West of Regina where winter remains
Belle Plain - Sunday April 14, 2013
images by: Ken Jones

With only a few days in between storm after storm has made driving between Regina and Moose Jaw a difficult and sometime impossible journey. Ken Jones (right) and a fellow Regina photographer drove out to Belle Plain this week to see what conditions are still like. The picture at the top of the page is a fairly typical situation across this wide open stretch of flat Saskatchewan countryside. The East bound lane is bordered on the South side with a crest of snow, much of it the snow that has been cleared off of the highway. Of course the worst patches are where the trees have been planted along the highway.

In the late sixties Saskatchewan’s premier, Liberal
Ross Thatcher made his home in Moose Jaw and each day he travelled across the barren forty-five minute stretch of country to and from work. Mr. Thatcher used that time to organize his day and on most occasions was a passenger rather than a driver. He decided that it did not need to be as bleak and decreed that trees be planted along both the North and South sides of the highway. Since the right of way is limited the trees were placed in a natural position between the fence line and the edge of the highway. Scenically desirable but just a bit to close for winter snow drifting conditions, a hundred feet further from the road they would be a great wind break, but where they are is just a snow catch hazard.

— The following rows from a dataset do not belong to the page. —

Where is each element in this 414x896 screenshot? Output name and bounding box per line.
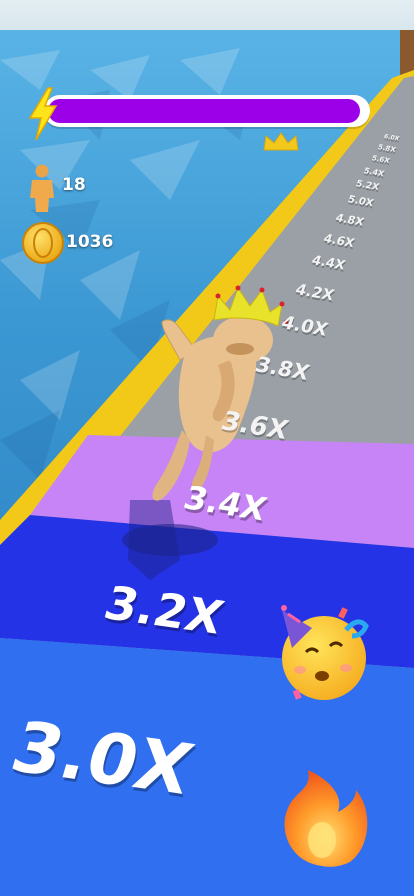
followers-count: 18: [62, 175, 86, 195]
followers-stat: 18: [56, 175, 86, 195]
progress-fill: [48, 99, 360, 123]
coins-stat: 1036: [60, 232, 113, 252]
coin-icon-shape: [22, 222, 64, 264]
lightning-icon: [28, 87, 58, 141]
coin-count: 1036: [66, 232, 114, 252]
progress-bar: [44, 95, 370, 127]
crown-icon: [263, 132, 299, 151]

But let’s not hold this against Mr. Thatcher, he was just trying to improve things and those trees do add considerably to the trip.


I was talking to Ken about the snow he found still out there and Ken explained that it is melting down but it is clear to see that they had to carve out a route in from the highway to the motel, gas station and convenience store in Belle Plain.

R. W. Shire who drove back and forth over that highway for more than a decade on a daily basis said he had never seen anything like the amount of snow that has piled up along the South lane of the Trans Canada highway. He also pointed out that the conditions around Moose Jaw and Regina are remarkable similar to the situation in 1971 when Moose Jaw had a real fight on its hands with the usually benign Thunder Creek and Moose Jaw Creek that completely filled the valley on the South side of the city.

This image below shows the build up on the South side of CP’s mainline track just East of Belle Plain. Those are potash cars stored on sidings along the mainline.